„Wir brauchen das Schwimmbad!“

Uwe Schmidt und Ministerin Klara Geywitz machten sich Bild von abgebrannter Fliegerhalle

Schutt, Asche und ein Bagger: Von der historischen Fliegerhalle aus dem Jahr 1929 ist so gut wie nichts mehr übrig. Foto:rdr

Artikel vom: 14.07.2024

Blumenthal (RDR) – Die alte Fliegerhalle im Kämmerei-Quartier sollte zu einem Schwimmbad umgebaut werden. Dafür wurden bereits zehn Millionen Euro in den Haushaltsausschuss des Bundestages eingestellt. Die Mittel stammen aus dem Etat des Bundesministeriums für Wohnen, Stadtentwicklung und Bauwesen.

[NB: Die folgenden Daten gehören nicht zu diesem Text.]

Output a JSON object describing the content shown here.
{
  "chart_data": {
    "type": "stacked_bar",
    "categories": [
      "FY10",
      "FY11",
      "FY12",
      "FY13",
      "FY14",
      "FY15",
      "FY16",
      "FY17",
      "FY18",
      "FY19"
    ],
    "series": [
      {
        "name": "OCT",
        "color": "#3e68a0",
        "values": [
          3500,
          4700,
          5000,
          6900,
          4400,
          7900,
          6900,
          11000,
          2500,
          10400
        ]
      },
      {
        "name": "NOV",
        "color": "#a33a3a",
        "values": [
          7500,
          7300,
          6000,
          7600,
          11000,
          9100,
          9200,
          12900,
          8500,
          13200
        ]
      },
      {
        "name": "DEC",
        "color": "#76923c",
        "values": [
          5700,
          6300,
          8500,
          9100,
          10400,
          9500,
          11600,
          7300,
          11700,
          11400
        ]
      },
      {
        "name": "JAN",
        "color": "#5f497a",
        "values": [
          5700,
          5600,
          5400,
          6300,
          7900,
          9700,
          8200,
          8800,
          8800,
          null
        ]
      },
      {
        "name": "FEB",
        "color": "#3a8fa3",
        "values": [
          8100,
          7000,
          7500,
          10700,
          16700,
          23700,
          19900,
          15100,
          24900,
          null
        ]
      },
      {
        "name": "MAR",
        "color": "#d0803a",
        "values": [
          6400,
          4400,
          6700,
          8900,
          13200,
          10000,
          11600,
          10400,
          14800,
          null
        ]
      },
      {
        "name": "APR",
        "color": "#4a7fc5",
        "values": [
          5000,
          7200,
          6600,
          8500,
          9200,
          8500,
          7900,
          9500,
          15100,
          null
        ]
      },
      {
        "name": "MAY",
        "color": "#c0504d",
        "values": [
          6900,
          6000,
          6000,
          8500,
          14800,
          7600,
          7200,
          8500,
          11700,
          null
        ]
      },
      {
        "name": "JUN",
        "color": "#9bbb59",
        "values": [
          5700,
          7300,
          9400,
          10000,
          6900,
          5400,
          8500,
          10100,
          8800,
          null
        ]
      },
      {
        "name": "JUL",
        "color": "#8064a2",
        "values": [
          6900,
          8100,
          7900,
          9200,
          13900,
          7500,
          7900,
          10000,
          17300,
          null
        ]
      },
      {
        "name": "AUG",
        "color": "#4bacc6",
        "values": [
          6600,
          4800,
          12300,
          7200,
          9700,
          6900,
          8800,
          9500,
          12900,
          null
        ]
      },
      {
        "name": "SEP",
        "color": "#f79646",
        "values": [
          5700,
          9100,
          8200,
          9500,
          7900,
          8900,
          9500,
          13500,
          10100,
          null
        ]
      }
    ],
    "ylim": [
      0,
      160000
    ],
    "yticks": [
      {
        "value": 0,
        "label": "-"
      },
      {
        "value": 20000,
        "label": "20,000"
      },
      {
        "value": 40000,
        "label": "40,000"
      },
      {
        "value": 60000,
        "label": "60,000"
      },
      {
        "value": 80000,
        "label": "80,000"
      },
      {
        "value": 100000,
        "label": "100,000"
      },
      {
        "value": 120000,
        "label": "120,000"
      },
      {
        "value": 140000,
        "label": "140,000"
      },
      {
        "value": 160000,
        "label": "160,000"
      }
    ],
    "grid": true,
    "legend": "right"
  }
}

Kürzlich fiel die denkmalgeschützte Halle einem Brand zum Opfer. Sein Herzensprojekt aufgeben will der Trainings- und Lehrschwimmbad Blumenthal e. V. dennoch nicht. Bereits über vier Jahre hatten die Ehrenamtlichen viel Zeit und Engagement in das Vorhaben gesteckt, das zum einen dem Schwimm- und Leistungssport im Bremer Norden und der sozialen Teilhabe von Kindern und Jugendlichen dienen als auch ein Baustein der Quartiersentwicklung in Blumenthal werden sollte. 

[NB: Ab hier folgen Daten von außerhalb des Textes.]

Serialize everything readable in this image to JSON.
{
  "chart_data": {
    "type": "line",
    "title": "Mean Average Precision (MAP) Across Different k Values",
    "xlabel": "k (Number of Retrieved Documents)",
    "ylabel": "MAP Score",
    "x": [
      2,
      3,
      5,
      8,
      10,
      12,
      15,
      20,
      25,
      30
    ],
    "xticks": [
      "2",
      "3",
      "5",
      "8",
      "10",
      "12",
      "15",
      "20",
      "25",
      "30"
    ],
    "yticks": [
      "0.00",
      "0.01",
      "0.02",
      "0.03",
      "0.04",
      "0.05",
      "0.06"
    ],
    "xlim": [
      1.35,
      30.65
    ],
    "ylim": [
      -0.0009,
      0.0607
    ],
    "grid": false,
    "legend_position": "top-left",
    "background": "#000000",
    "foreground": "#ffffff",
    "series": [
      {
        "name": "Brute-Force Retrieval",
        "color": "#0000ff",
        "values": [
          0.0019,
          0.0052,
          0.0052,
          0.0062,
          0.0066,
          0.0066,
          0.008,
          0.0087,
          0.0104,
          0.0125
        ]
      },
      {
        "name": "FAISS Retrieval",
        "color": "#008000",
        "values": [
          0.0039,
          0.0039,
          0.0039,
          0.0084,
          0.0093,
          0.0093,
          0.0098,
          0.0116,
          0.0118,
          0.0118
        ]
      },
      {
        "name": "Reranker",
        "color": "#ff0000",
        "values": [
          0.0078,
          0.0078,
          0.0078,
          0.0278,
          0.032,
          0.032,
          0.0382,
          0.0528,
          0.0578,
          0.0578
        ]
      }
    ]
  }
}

„Hier möchten wir uns insbesondere noch einmal für den Einsatz unseres Bundestagsabgeordneten Uwe Schmidt von der SPD bedanken, der sich großartig für das Projekt eingesetzt hat, weil er erkannt hat, welch großer Gewinn das Schwimmbad für Blumenthal ist“, heißt es in einer Stellungnahme der Verantwortlichen. „Leider können die Fördermittel des Bundes erst abgerufen werden, wenn für das Vorhaben ein Gutachten einer Unternehmensberatung die Wirtschaftlichkeit und die Plausibilität des Vorhabens feststellt.“ Auf dieses Gutachten hätten sie fast ein Jahr warten müssen, obwohl alle Zahlen und Daten für das Projekt rückhaltlos offengelegt worden seien. Kürzlich machte sich der SPD-Bundestagsabgeordnete Uwe Schmidt mit der Bundesbauministerin Klara Geywitz und der Bremer Bauseantorin Özlem Ünsal vor Ort ein Bild. 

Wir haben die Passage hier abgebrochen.